Retouched carving from Michael Cave, Wemyss, Fife (Edwards 1933, 173). The carving has been interpreted as a terrestrial mammal as well as a seal (Kitchener et al. 2004, 77).

Other resources foraged on the shore include aquatic algae, inferred from the presence of small shellfish that live on seaweed but would have little food or decorative value. The seaweeds may have been harvested as food, fuel, or for medicinal properties (e.g. Banga 2002; Turner and Clifton 2006). Such shellfish species were particularly abundant at Ulva Cave (Pickard and Bonsall 2009). This may indicate a particular emphasis on seaweed collection at this site, but more likely reflects the sampling strategy adopted (Pickard and Bonsall 2009).

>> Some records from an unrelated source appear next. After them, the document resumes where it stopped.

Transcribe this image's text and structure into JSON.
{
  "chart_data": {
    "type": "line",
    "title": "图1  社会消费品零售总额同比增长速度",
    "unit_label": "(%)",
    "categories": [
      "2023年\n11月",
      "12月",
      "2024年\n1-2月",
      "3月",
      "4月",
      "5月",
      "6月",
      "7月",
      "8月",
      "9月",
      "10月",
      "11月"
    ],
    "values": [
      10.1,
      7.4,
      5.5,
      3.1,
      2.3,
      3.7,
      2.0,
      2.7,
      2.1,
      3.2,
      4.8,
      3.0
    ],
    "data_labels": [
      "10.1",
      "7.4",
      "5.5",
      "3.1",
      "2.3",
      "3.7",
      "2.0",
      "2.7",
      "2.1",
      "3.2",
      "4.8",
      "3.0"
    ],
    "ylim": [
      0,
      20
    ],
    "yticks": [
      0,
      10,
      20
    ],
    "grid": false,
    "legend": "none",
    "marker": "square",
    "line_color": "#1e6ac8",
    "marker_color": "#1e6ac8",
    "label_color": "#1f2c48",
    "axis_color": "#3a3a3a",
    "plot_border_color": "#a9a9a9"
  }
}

A wide range of aquatic bird species were identified at Morton with sea birds such as razorbill (Alca torda), and cormorant (Phalacrocorax carbo), comprising a significant proportion of the assemblage; however the relative abundance of the remains was not quantified (Coles 1971). Similar diversity of bird species is recorded at Risga although a distinct range of seabirds, including the now extinct great auk (Pinguinus impennis), were documented (Lacaille 1954). The majority of the species represented are seabirds that nest on cliffs or inhabit inshore waters.